Belki hala bir açıklama arayan zihnim, çok ilgili olmayan okumalarında bile kafasındaki asıl sorunun cevabını arıyordur bilemiyorum. Rusya ve Türkiye’de ortak siyasal bir kültür var: otokrasi sevdasi, lider kültü, devlet merkezli bakış... iki ülkenin geçmişlerine bakınca+
ortak bir imparatorluk geleneğinden besleniyor bu ülkeler. Hem Rusya hem Osmanlı İmpatorluğu’na kaynak olan iki büyük imparatorluk var: Moğol ve Bizans imparatorlukları
Bizde çok bilinmeyen bir özellikleri ama uzun yıllar Moğol/ Altınordu imparatorluğu hakimiyetinde yaşayan Rusların imparatorluk kültürünün oluşumunda Türk-Moğol geleneğinden önemli izler olduğunu iddia ediyor bu yazarlar. Bu izlerin Batılaşma reformları içinde gölgelenmesi+
ancak 18 yy.da, Büyük (Deli) Pedro itibariyle başlayan bir değişim. Değişim diyorsam, makyaj... içerikte aynı otokrasi, kilise ve diğer kurumlar+ aristokrasi üzerinde mutlak hakim bir hükumdar.
Osmanlı sultanları ve Rus çarlarının tarihte “büyük” addedilenlerinin böyle bir özelliği var, tam ve mutlak hakimiyet. Aynı özellik tarihteki her büyük imparatorluğun en büyük hükumdarlarında yok mesela. Habsburglar’ın 5. Charles’ı asla böyle bir hakimiyete sahip değil+
hakimiyet ve otoritesi daima aristokrasi ve kilise tarafından kısıtlanıyor, yerelde yönetimde etkin şehir meclisleri vs. var. Kraliçe Elizabeth’i denetleyen meclis var vs.
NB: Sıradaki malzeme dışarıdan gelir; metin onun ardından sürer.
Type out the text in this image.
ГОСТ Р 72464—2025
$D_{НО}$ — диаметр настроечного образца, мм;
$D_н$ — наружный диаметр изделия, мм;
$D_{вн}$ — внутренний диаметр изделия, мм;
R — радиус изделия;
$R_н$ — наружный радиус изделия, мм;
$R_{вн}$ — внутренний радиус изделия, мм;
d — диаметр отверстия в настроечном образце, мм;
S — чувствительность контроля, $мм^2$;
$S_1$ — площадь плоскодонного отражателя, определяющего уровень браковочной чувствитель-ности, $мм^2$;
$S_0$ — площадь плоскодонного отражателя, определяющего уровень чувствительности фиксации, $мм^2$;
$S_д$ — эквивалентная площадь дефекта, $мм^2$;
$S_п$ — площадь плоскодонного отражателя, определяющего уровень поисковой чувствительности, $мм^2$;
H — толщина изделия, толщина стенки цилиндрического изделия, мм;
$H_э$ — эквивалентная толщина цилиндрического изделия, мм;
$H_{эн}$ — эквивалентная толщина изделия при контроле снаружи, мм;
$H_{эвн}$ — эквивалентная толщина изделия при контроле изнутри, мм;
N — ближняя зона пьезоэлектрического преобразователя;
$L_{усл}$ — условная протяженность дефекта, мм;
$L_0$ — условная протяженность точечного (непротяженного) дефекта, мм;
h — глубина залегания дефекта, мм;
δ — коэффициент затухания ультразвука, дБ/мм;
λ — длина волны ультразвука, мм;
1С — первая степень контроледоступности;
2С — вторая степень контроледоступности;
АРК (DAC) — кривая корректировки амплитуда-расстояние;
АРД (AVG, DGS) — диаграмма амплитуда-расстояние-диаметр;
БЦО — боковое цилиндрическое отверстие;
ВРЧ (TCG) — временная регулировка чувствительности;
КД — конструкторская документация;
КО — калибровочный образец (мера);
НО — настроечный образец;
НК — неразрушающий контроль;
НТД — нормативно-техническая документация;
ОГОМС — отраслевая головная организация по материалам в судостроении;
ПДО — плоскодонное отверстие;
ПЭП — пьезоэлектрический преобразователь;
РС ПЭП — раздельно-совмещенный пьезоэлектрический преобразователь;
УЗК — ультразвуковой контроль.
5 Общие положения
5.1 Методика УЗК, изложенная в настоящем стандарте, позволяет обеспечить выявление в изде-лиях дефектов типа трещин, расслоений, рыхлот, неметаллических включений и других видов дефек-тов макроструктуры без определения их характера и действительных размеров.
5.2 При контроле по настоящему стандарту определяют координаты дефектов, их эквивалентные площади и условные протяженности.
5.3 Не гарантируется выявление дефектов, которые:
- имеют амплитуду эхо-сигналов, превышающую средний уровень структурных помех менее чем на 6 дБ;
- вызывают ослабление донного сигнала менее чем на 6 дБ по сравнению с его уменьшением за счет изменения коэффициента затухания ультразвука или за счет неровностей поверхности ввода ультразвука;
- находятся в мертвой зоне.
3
Örnekler çoğaltılabilir. Osmanlı ve Rusya’nın ortak atalarında ise gücü denetlenebilir hükumdar+
saray açısından hiç makbul bir şey değil ve o zaman için devlet= saray demek. Bu yalnızca saray için böyle, geniş halk kitleleri için böyle olduğu iddiasında değilim, çünkü her fırsatını bulduklarında ayaklanma çıkartıyorlar. Ancak saray için makbul olanın halka kültürel olarak+
benimsetilmesini olanaklı kılan gelişmeler yaşanıyor 19.yy.da. İki imparatorlukta da imparatorluk ideolojilerinin “resmi milliyetçilik”e kavuşması, bunun eğitim, gazeteler ve propaganda yoluyla halka yaygınlaştırılması ve 1. dünya savaşı ile nihayetlenen büyük savaşların etkisi..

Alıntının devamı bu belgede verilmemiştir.